Foi uma daquelas manhãs, do final de fevereiro, em que o nosso país foi, finalmente, abençoado com chuva.

Sintra é, no inverno, um local ainda mais mágico, com o céu cinzento a fazer sobressair as cores da natureza e do construído, muita humidade no ar, um número apenas razoável de turistas e, naquele dia em particular, com chuva abundante.

Tinha combinado receber pessoalmente, no NewsMuseum, Khalil Hachimi Idrissi, poeta e jornalista marroquino e, na circunstância, diretor-geral da MAP - a agência magrebiana de notícias. Com ele estava Rachid Tijani, o diretor de Comunicação e Cooperação da agência.

Projetam criar em Rabat um museu corporativo - à semelhança daquele que, por exemplo, a sua congénere EFE detém em Madrid.

Tendo dedicado parte da minha vida ao Jornalismo, nos anos 70 e 80, fiz o essencial do meu percurso profissional “em agência” - no caso na ANOP, a primeira “casa das notícias” da nossa Democracia, com estágio na AFP (Agence France-Press).

Isso, sou um “agencieiro” e, como compreendem, foi com o máximo gosto e uma pontinha de emoção que recebi os meus camaradas agencieiros marroquinos.

Penso que eles apreciaram a visita e que, ao terem podido testemunhar a atividade febril daquela manhã no nosso museu, levaram talvez a fundada convicção de que um equipamento como o nosso - e aquele que será instalado em Rabat - deve ser pensado em função dos interesses e dos hábitos de consumo dos jovens.

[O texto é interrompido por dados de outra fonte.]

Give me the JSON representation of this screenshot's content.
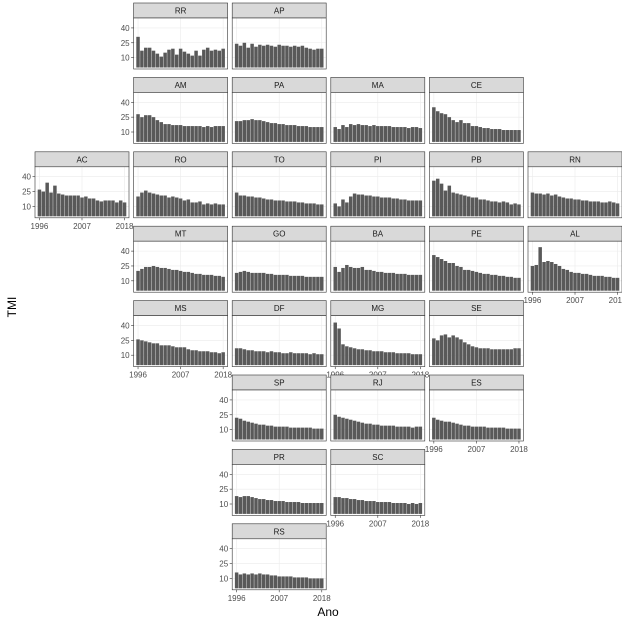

No NewsMuseum estavam presentes cerca de 30 jovens estudantes - e outros tantos eram esperados no período da tarde. Vibravam com as experiências sensoriais, interativas, participativas que as nossas exposições lhes permitem.

Não sendo consumidores dos Media tradicionais os nossos jovens visitantes mostravam estar entusiasmados com as ferramentas que lhes disponibilizamos para melhor compreenderem o sistema mediático do Séc. XX e, com isso, muitos dos episódios mais marcantes da História recente.